Skin of a Sinner: A Dark Childhood Best Friends Romance(15)



I realize too late what his plan is when his hand descends to my lower stomach, toying with the waist of my shorts. I gasp, feeling his hard-on pressed up against my ass, grinding ever so slightly. I know this is wrong, and that I shouldn't be feeling this way, but I can't help the unbridled desire this ignites deep within my core.

He hums in approval, dragging his tongue along the column of my throat, trailing liquid fire in his wake. “You taste like every sinful thought I’ve ever had.”

You need to scream for help, my mind whispers.

I stay silent.

Despite everything that makes this wrong, it has never felt more right. After all these years, I hate that the only thing that has ever felt right is being in his arms. Despite all the blood spilled tonight, I hate that this is the safest I’ve felt in three years.

Roman’s fingers disappear beneath the hem of my top and dip into the waist of the pajama shorts he gave me four years ago. Clawing at his arms only seems to encourage him. Still, I don’t stop my desperate movements, even though my body is begging—fighting against my mind—for this to continue.

“Just as I thought,” he rasps. “Fucking soaked.”

“Don’t! Let go of me, Roman.” If I don’t stop him now, I don’t think I’ll have the strength to keep fighting.

“Don’t let go of you?” He laughs darkly. “Oh, that was my plan. You’re all mine now.”

I squirm when another finger joins. They do nothing but rest there, yet it's enough for me to squeeze my legs together in a useless attempt to soothe the climbing need for friction. The rumble of his voice, his intoxicating scent, every inch of space where we touch, it’s enough for me to almost forget what he’s done.

I’m sick and depraved. I haven’t accepted it, but I acknowledged it long ago. It’s difficult not to turn toward the darkness when I spent my days fantasizing about the boy with a sadistic grin and bloody fists, whose knuckles were always split for me.

“Do you know I was thinking about you all that time away?”

My voice disappears with every other thought except one: I was always on his mind. All this time. He missed me.

If that were true, then why didn’t he come back? Why did he leave in the first place?

“I was going crazy thinking about another guy laying a hand on you.” His hold tightens almost painfully. “Do you know what that does to me? Thinking that someone else is touching what’s mine,” he snarls into my neck and demands control over my breathing with the flex of his fingers. “I kept wondering if I consumed your every waking thought, just like you consumed mine.” His fingers inch lower. “I kept thinking about what you felt like in my hands, all the little sounds you made. Fuck, and how fucking divine you felt beneath me.”

I don’t resist when he tips my head to the side to nibble on my jaw. With heavy lids, I stare at the door leading to my freedom while being in the arms of a man who broke me.

“My memories could never compare to the reality of you. Don’t you realize you were made for me? We were made for each other.” Each syllable from his lips is raw and guttural, like he’s hanging by the last threads of his control.

The whimper that escapes me says more than words ever could. We might be a match, but matches burn. Stories end even when the love hasn’t died.

“Say it, Bella,” he whispers. “Say my name.”

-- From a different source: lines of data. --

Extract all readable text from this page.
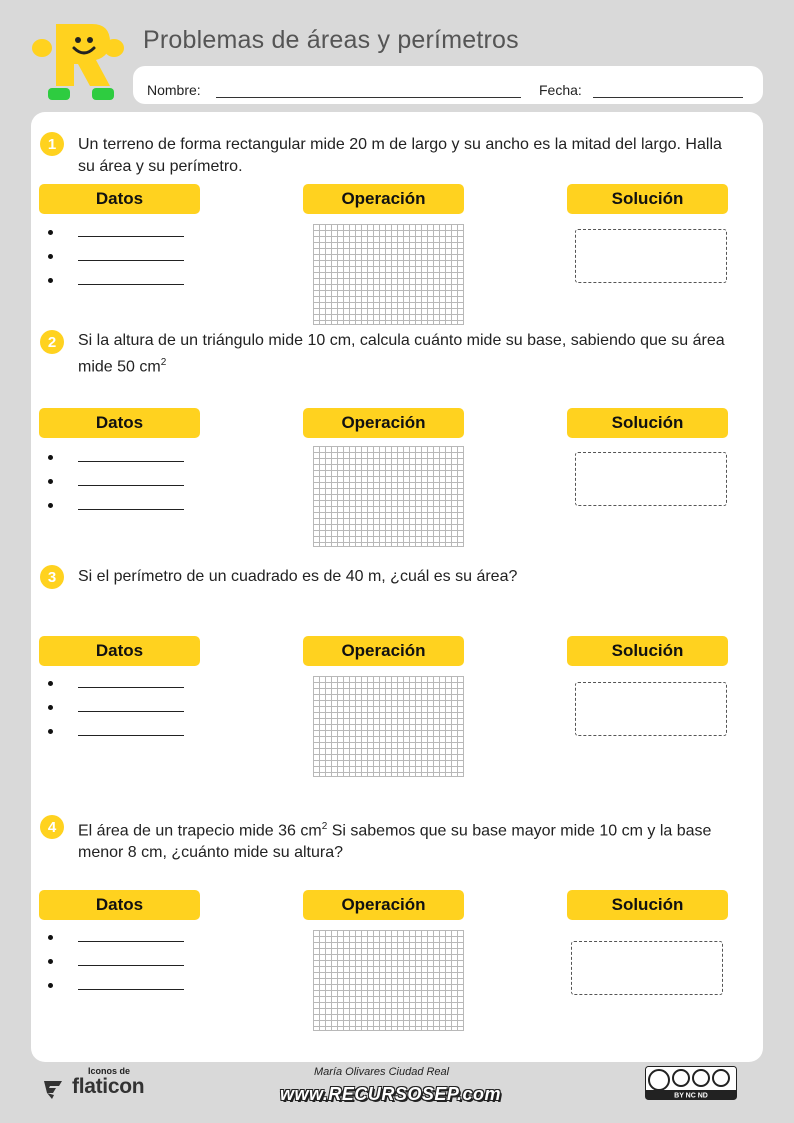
Problemas de áreas y perímetros
Nombre:	Fecha:
1	Un terreno de forma rectangular mide 20 m de largo y su ancho es la mitad del largo. Halla su área y su perímetro.
Datos	Operación	Solución
2	Si la altura de un triángulo mide 10 cm, calcula cuánto mide su base, sabiendo que su área mide 50 $cm^2$
Datos	Operación	Solución
3	Si el perímetro de un cuadrado es de 40 m, ¿cuál es su área?
Datos	Operación	Solución
4	El área de un trapecio mide 36 $cm^2$ Si sabemos que su base mayor mide 10 cm y la base menor 8 cm, ¿cuánto mide su altura?
Datos	Operación	Solución
Iconos de
flaticon
María Olivares Ciudad Real
www.RECURSOSEP.com	BY NC ND
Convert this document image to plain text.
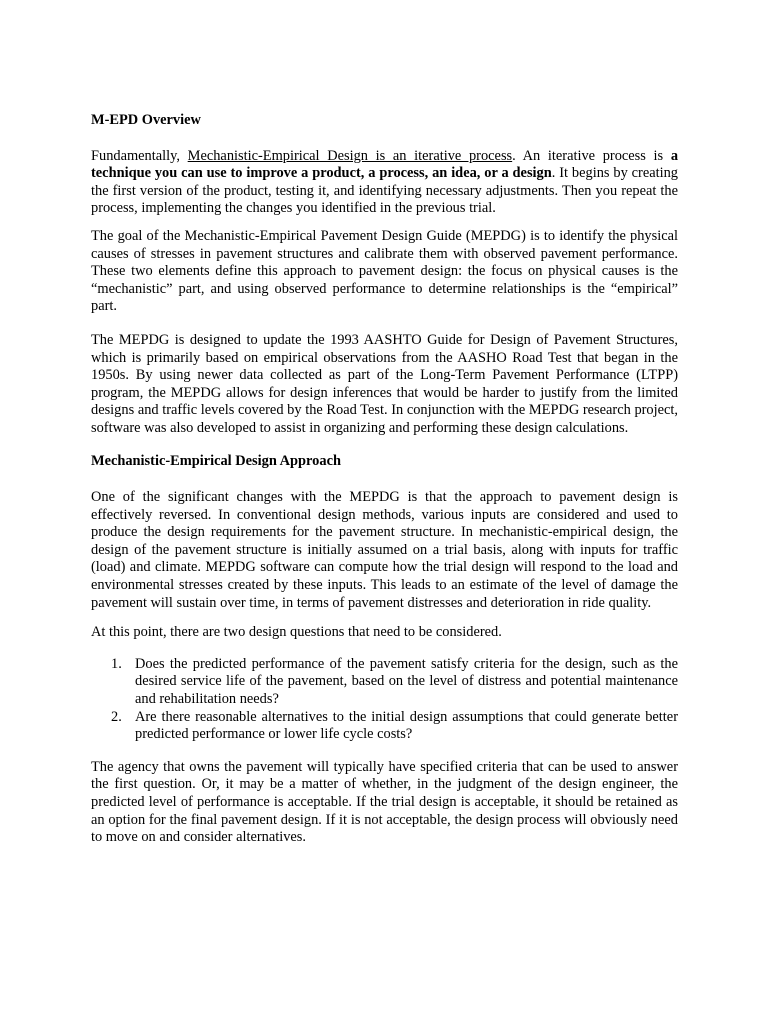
M-EPD Overview

Fundamentally, Mechanistic-Empirical Design is an iterative process. An iterative process is a technique you can use to improve a product, a process, an idea, or a design. It begins by creating the first version of the product, testing it, and identifying necessary adjustments. Then you repeat the process, implementing the changes you identified in the previous trial.

The goal of the Mechanistic-Empirical Pavement Design Guide (MEPDG) is to identify the physical causes of stresses in pavement structures and calibrate them with observed pavement performance. These two elements define this approach to pavement design: the focus on physical causes is the “mechanistic” part, and using observed performance to determine relationships is the “empirical” part.

The MEPDG is designed to update the 1993 AASHTO Guide for Design of Pavement Structures, which is primarily based on empirical observations from the AASHO Road Test that began in the 1950s. By using newer data collected as part of the Long-Term Pavement Performance (LTPP) program, the MEPDG allows for design inferences that would be harder to justify from the limited designs and traffic levels covered by the Road Test. In conjunction with the MEPDG research project, software was also developed to assist in organizing and performing these design calculations.

Mechanistic-Empirical Design Approach

One of the significant changes with the MEPDG is that the approach to pavement design is effectively reversed. In conventional design methods, various inputs are considered and used to produce the design requirements for the pavement structure. In mechanistic-empirical design, the design of the pavement structure is initially assumed on a trial basis, along with inputs for traffic (load) and climate. MEPDG software can compute how the trial design will respond to the load and environmental stresses created by these inputs. This leads to an estimate of the level of damage the pavement will sustain over time, in terms of pavement distresses and deterioration in ride quality.

At this point, there are two design questions that need to be considered.

1. Does the predicted performance of the pavement satisfy criteria for the design, such as the desired service life of the pavement, based on the level of distress and potential maintenance and rehabilitation needs?
2. Are there reasonable alternatives to the initial design assumptions that could generate better predicted performance or lower life cycle costs?

The agency that owns the pavement will typically have specified criteria that can be used to answer the first question. Or, it may be a matter of whether, in the judgment of the design engineer, the predicted level of performance is acceptable. If the trial design is acceptable, it should be retained as an option for the final pavement design. If it is not acceptable, the design process will obviously need to move on and consider alternatives.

I can’t bring myself to say it—to call him the name that started it all. If I do, I’ll let him back into my life and fall back to the bottom of the pit I’ve been trying to crawl out of. My traitorous body melts into his hold, only to stiffen a moment later when one of his fingers brushes the sensitive skin between my legs.

Shaking my head, I bite my bottom lip to stop myself from moaning. My nipples harden underneath the thin material of my shirt, showing him exactly what his wicked words and possessive touch do to me.

He gives me the friction I so desperately need, and any attempt at staying silent disappears. My lips form into an ‘O’ as I try and fail to drop lower to the floor to chase his touch.

I need to—no, have to stop this. But just a second longer, maybe two. I can give myself that much. I can feel my mind screaming, but I lock it away. I deserve to feel good. Right?

“So beautiful,” he mutters.

A blush scorches my flushed cheeks from the guilt of taking pleasure from this gruesome scene, but my body doesn’t care. The gory mess behind us doesn’t stop my hips from buckling to his touch. My nails dig into his arms to pull him away and bring him closer simultaneously.

He moves his fingers with expert precision, knowing which cords to play without reading the notes. I close my eyes and imagine he never left, that I’m still whole.

My breath comes out in short pants, living the fantasy of a life I lost as I move my hips to the rhythm of his fingers. He chokes me a little tighter to remind me who is in command.

Knowing how much death he's caused with his bare hands and that I could be his next victim with nothing more than a squeeze is frightening. But the thought only adds to the symphony. The crescendo is in sight, and my hips jerk, chasing the high. Just as I’m about to reach the peak, Roman’s touch disappears, and a needy whimper falls from my bitten lip before I can stop myself.

“You’re so breakable like this.” The smirk is evident in his voice. He wants me to know that only he can bring me pleasure, and he can just as easily take it away. “Completely at my mercy.”